Janet doesn’t trust Itazura as far as she can punch him, but with her soul in his hands, she has no choice but to do what he says. The clockwork gods and the bad-tempered elder gods of the ancient past are locked in a game of cat and mouse and the human realms are caught in the middle. If Janet can’t somehow convince the gods to step in a save the world, humanity is in an abyss of trouble.

Well this was an interesting read. I just finished it last night and I still don’t know how to feel.

Hour of Mischief is funny, it’s fast paced and it has decently interesting characters. At times the writing felt like the book could have been for a younger audience, even the character’s and their reactions felt like this too. Janet would say things like ” Why did my cheeks get warm? I did not give them permission to do that.”And though I laughed, the writing felt more middle grade than YA. Save for the few uses of the word “fuck” and the PG13 mentioning of Janet’s mom being a prostitute.
Also the plot was pretty predictable, which that’s the other reason I found it sounded like a younger book.

Janet herself was a good character. Strong, sarcastic, and a great thief. Everything I needed to be interested in her. Sadly the author threw in some problematic ideas that made me take off a full star. Janet, in response to a question about having relationships says she’s never had any, and then says she’s probably “broken” because of this. Unfortunately nothing was ever said to contradict this and I felt very uncomfortable with this.

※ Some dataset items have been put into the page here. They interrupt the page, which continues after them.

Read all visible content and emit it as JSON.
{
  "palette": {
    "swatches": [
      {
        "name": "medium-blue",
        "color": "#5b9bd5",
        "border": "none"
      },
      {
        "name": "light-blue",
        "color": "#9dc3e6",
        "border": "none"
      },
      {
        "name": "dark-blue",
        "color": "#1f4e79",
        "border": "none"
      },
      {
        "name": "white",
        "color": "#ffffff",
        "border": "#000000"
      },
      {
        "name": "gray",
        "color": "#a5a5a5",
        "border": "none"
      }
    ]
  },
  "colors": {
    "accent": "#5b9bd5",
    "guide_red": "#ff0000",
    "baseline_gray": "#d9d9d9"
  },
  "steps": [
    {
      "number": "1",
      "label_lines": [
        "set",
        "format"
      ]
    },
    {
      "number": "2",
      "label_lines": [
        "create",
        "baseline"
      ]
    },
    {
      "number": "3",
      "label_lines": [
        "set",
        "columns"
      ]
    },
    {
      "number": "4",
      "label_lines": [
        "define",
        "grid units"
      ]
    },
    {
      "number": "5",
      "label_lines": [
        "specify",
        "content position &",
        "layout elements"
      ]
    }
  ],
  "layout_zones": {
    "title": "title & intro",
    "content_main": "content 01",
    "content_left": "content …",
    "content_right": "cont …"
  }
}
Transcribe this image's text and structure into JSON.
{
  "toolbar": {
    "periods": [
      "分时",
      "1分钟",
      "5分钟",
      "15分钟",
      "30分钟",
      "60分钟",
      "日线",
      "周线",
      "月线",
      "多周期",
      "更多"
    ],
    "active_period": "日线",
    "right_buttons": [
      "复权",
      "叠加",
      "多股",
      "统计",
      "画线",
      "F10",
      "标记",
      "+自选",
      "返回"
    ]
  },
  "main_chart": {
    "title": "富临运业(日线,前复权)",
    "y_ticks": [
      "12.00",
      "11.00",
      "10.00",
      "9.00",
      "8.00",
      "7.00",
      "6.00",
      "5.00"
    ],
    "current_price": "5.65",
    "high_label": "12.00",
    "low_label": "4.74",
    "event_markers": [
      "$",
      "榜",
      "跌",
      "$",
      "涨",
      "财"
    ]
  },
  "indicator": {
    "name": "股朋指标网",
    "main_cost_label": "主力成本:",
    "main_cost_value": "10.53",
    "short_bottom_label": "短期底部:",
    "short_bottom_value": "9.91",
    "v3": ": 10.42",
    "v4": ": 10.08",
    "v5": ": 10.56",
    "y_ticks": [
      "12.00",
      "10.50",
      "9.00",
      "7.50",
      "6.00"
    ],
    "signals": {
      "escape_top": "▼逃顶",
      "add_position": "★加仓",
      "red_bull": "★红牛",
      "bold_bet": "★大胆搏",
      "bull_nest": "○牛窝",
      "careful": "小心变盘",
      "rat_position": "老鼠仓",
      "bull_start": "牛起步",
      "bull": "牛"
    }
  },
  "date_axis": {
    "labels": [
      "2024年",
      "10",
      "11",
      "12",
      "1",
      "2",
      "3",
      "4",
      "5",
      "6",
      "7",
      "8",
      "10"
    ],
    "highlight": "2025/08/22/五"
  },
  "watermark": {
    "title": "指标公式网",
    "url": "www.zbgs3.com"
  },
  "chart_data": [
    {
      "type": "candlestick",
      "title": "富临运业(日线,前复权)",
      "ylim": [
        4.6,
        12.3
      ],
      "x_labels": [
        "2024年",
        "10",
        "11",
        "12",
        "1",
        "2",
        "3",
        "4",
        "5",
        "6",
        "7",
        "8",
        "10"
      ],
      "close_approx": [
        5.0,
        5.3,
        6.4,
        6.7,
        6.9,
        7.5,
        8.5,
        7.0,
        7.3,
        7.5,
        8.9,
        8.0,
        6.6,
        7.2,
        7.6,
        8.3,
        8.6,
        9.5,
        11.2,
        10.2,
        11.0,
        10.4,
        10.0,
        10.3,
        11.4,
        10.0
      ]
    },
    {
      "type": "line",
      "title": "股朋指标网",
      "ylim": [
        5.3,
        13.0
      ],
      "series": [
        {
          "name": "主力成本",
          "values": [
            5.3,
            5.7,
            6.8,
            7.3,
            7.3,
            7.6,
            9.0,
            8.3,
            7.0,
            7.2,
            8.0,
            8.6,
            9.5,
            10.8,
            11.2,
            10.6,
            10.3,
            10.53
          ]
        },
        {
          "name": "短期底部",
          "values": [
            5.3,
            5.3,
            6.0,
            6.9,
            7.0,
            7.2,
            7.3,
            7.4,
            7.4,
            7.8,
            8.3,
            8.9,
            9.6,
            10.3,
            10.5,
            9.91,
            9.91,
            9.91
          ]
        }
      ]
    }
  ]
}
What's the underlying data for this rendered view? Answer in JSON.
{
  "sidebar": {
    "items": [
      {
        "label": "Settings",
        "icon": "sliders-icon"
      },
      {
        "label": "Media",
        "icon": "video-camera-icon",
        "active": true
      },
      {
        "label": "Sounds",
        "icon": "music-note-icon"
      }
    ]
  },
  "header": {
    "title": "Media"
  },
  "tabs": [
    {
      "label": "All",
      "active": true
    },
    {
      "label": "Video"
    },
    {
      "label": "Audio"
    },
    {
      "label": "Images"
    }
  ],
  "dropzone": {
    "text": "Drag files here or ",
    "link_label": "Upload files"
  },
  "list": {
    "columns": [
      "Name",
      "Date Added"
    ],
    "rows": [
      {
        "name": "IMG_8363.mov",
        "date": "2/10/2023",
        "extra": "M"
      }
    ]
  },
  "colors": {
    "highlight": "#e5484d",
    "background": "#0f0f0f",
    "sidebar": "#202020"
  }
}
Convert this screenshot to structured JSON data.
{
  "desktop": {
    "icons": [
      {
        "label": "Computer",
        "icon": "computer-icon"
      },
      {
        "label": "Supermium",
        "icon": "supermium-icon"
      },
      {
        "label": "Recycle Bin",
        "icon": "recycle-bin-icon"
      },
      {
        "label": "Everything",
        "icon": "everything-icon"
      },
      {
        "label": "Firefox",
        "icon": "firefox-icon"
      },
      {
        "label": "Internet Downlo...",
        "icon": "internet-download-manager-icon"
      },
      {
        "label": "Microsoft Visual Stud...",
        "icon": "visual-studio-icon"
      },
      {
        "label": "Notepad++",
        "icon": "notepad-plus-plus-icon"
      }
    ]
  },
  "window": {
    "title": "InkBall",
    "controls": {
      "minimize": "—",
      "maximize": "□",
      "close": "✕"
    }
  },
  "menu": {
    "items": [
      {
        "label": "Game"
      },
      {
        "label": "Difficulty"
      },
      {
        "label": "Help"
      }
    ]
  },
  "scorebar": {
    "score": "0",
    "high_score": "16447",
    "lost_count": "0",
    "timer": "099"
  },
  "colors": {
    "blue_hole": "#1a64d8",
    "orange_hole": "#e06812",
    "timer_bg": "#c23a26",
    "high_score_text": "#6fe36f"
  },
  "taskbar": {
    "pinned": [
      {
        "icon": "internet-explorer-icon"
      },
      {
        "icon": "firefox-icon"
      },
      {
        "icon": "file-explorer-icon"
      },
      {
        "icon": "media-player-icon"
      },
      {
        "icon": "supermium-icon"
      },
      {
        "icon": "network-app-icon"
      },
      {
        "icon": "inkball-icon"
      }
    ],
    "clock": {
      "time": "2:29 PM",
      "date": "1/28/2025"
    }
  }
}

It would have been one thing if this was just her own musings, but it felt like the tone of the book said it was a bad thing that she hadn’t had relationships yet. It was sort of one of those “when she finds the right guy she’ll good.”

The rest of the characters were good. There’s an unnecessary romance between Janet and Itzura, but besides that I enjoyed reading the two’s interaction.

In the end I gave this book 3 stars, I wish I could have given it more.